La vérité insensée sur les Sahlènes Six Heures du Glen
C'est difficile d'envelopper votre tête autour, mais les Sahlen-Six Heures du Glen est devenu quelque chose d'un laboratoire pour la folie. Nous ne parlons pas des marges d'endurance habituelles que vous voyez ailleurs. Onze des 13 dernières éditions de cette course ont été décidées par une marge globale de victoire de moins de deux secondes. Ce n'est pas une coïncidence, c'est une marque.
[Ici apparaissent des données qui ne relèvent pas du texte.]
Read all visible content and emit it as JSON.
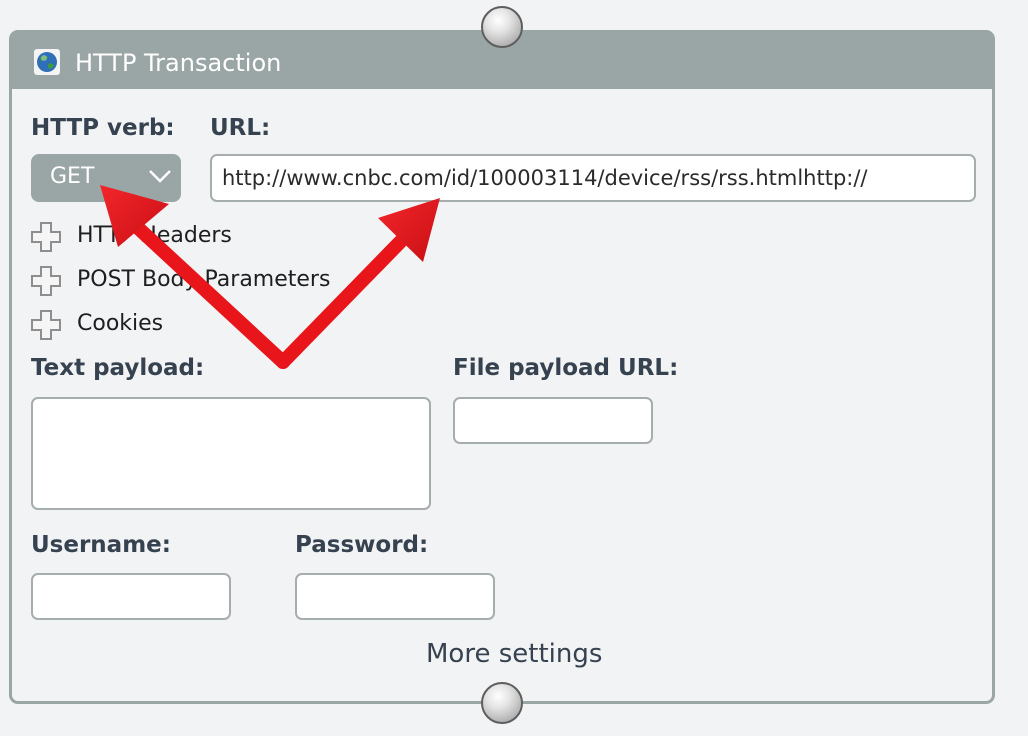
{
  "panel": {
    "title": "HTTP Transaction",
    "icon": "globe-icon"
  },
  "http_verb": {
    "label": "HTTP verb:",
    "selected": "GET"
  },
  "url": {
    "label": "URL:",
    "value": "http://www.cnbc.com/id/100003114/device/rss/rss.htmlhttp://"
  },
  "expanders": [
    {
      "label": "HTTP Headers",
      "icon": "plus-expand-icon"
    },
    {
      "label": "POST Body Parameters",
      "icon": "plus-expand-icon"
    },
    {
      "label": "Cookies",
      "icon": "plus-expand-icon"
    }
  ],
  "text_payload": {
    "label": "Text payload:",
    "value": ""
  },
  "file_payload_url": {
    "label": "File payload URL:",
    "value": ""
  },
  "username": {
    "label": "Username:",
    "value": ""
  },
  "password": {
    "label": "Password:",
    "value": ""
  },
  "more_settings": "More settings",
  "colors": {
    "header": "#9aa5a5",
    "label": "#36424f",
    "annotation_arrow": "#e8151b"
  }
}
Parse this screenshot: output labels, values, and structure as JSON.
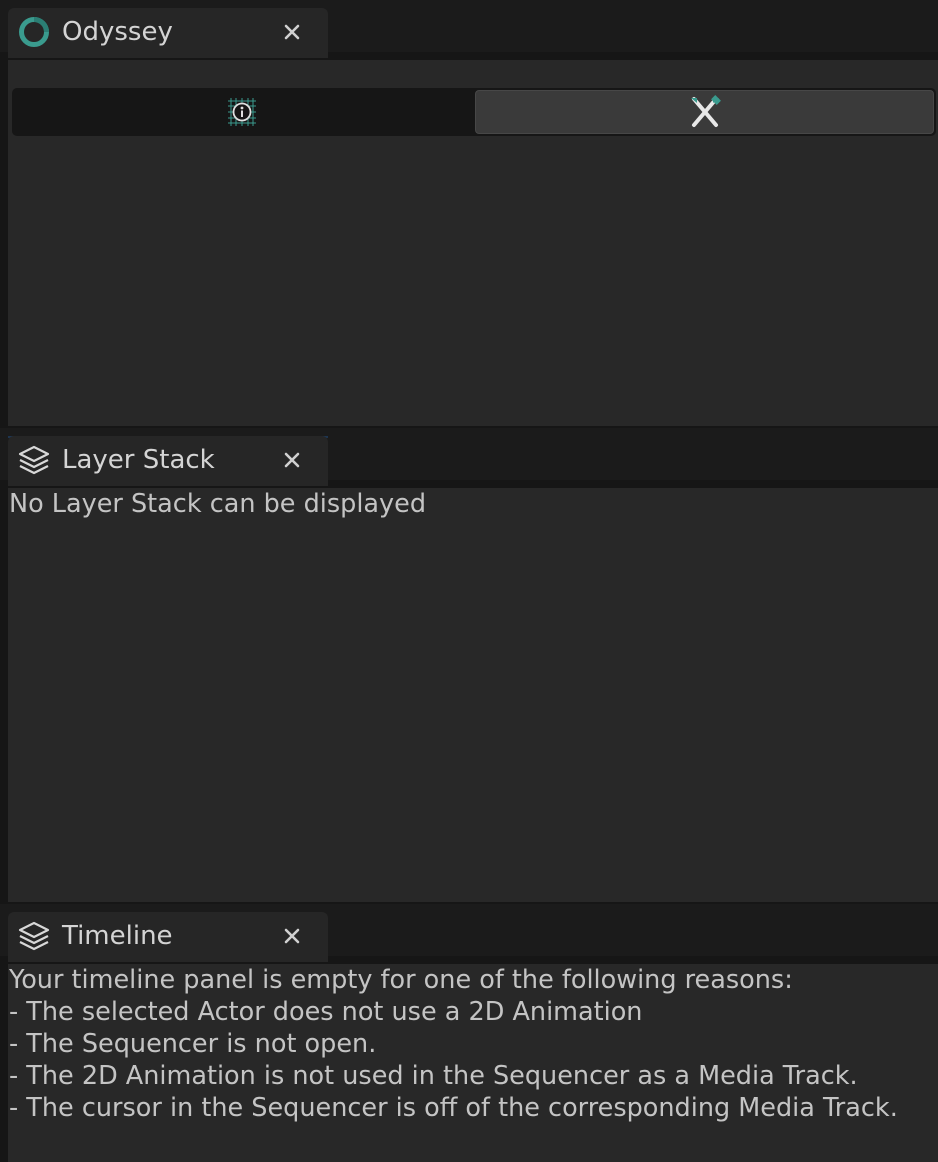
{
  "panels": {
    "odyssey": {
      "tab_title": "Odyssey",
      "icon": "odyssey-ring-icon",
      "close_icon": "close-icon",
      "toggle": {
        "left_icon": "info-grid-icon",
        "right_icon": "crossed-brushes-icon",
        "selected": "right"
      }
    },
    "layer_stack": {
      "tab_title": "Layer Stack",
      "icon": "layers-icon",
      "close_icon": "close-icon",
      "message": "No Layer Stack can be displayed"
    },
    "timeline": {
      "tab_title": "Timeline",
      "icon": "layers-icon",
      "close_icon": "close-icon",
      "message_lines": [
        "Your timeline panel is empty for one of the following reasons:",
        "- The selected Actor does not use a 2D Animation",
        "- The Sequencer is not open.",
        "- The 2D Animation is not used in the Sequencer as a Media Track.",
        "- The cursor in the Sequencer is off of the corresponding Media Track."
      ]
    }
  },
  "colors": {
    "accent_teal": "#3a9b8e",
    "panel_bg": "#282828",
    "tab_bg": "#262626",
    "tabbar_bg": "#1b1b1b",
    "active_tab_line": "#2d5d95"
  }
}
Peut-être le circuit lui-même – un chef-d'œuvre de 3,4 milles de virages à grande vitesse qui refusent de laisser le champ s'étendre. Ou peut-être les fantômes de l'histoire de l'endurance, de la victoire de Jacky Ickxs dans la course inaugurale 1968 à l'ère moderne GTP, garder l'intensité à un point d'ébullition. Quelle que soit la réglementation technique, les résultats restent le cou et le cou.
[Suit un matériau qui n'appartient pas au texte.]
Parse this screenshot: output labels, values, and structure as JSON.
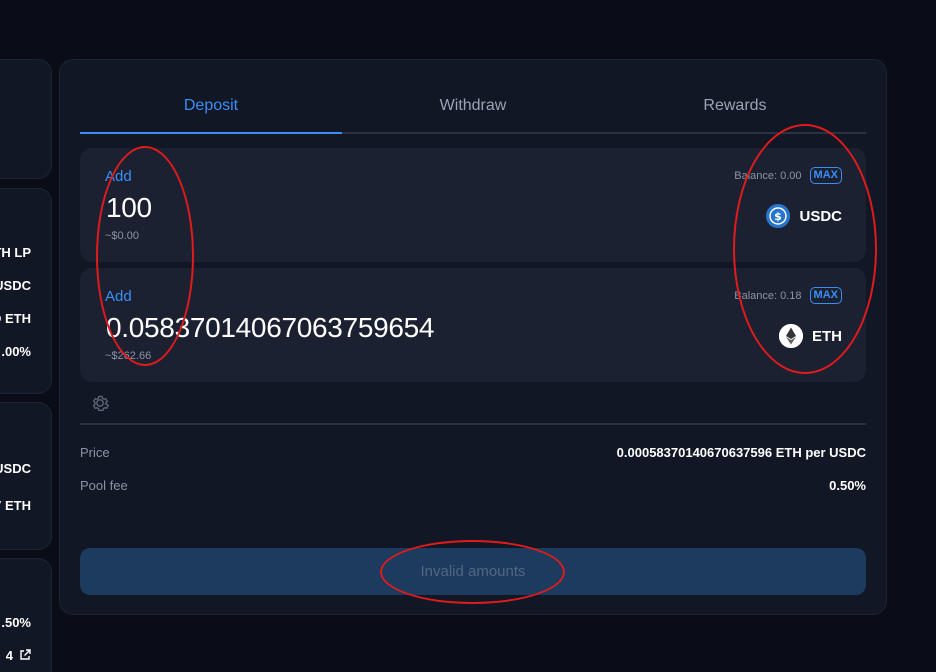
{
  "sidebar": {
    "card2_lines": [
      "TH LP",
      "USDC",
      "D ETH",
      ".00%"
    ],
    "card3_lines": [
      "USDC",
      "7 ETH"
    ],
    "card4_lines": [
      ".50%",
      "4"
    ]
  },
  "tabs": [
    {
      "label": "Deposit",
      "active": true
    },
    {
      "label": "Withdraw",
      "active": false
    },
    {
      "label": "Rewards",
      "active": false
    }
  ],
  "deposit": {
    "token_a": {
      "action_label": "Add",
      "amount": "100",
      "usd_value": "~$0.00",
      "balance": "Balance: 0.00",
      "max_label": "MAX",
      "symbol": "USDC",
      "icon": "usdc-icon"
    },
    "token_b": {
      "action_label": "Add",
      "amount": "0.0583701406706375965​4",
      "usd_value": "~$262.66",
      "balance": "Balance: 0.18",
      "max_label": "MAX",
      "symbol": "ETH",
      "icon": "eth-icon"
    }
  },
  "info": {
    "price_label": "Price",
    "price_value": "0.0005837014067063759​6 ETH per USDC",
    "fee_label": "Pool fee",
    "fee_value": "0.50%"
  },
  "submit_label": "Invalid amounts",
  "colors": {
    "accent": "#3a8ef6",
    "panel": "#121725",
    "token_box": "#1c2132",
    "button_disabled": "#1d3a5f",
    "annotation": "#e01b1b"
  }
}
Nous avons tout vu de la classe de maître de Joao Barbosa, en conduite défensive, pour retenir Alex Gurney de 0,238 secondes en 2012, au chaos absolu de 2025. Dans celui-ci, Tom Blomqvist et Colin Braun ont capitalisé sur un drame de la fin de course pour prendre la victoire de seulement 1,88 secondes sur les Cadillac Wayne Taylor Racing. Il est rare de trouver un endroit où les machines sont poussées si fort, pendant si longtemps, seulement pour que l'écart reste cette fine au drapeau.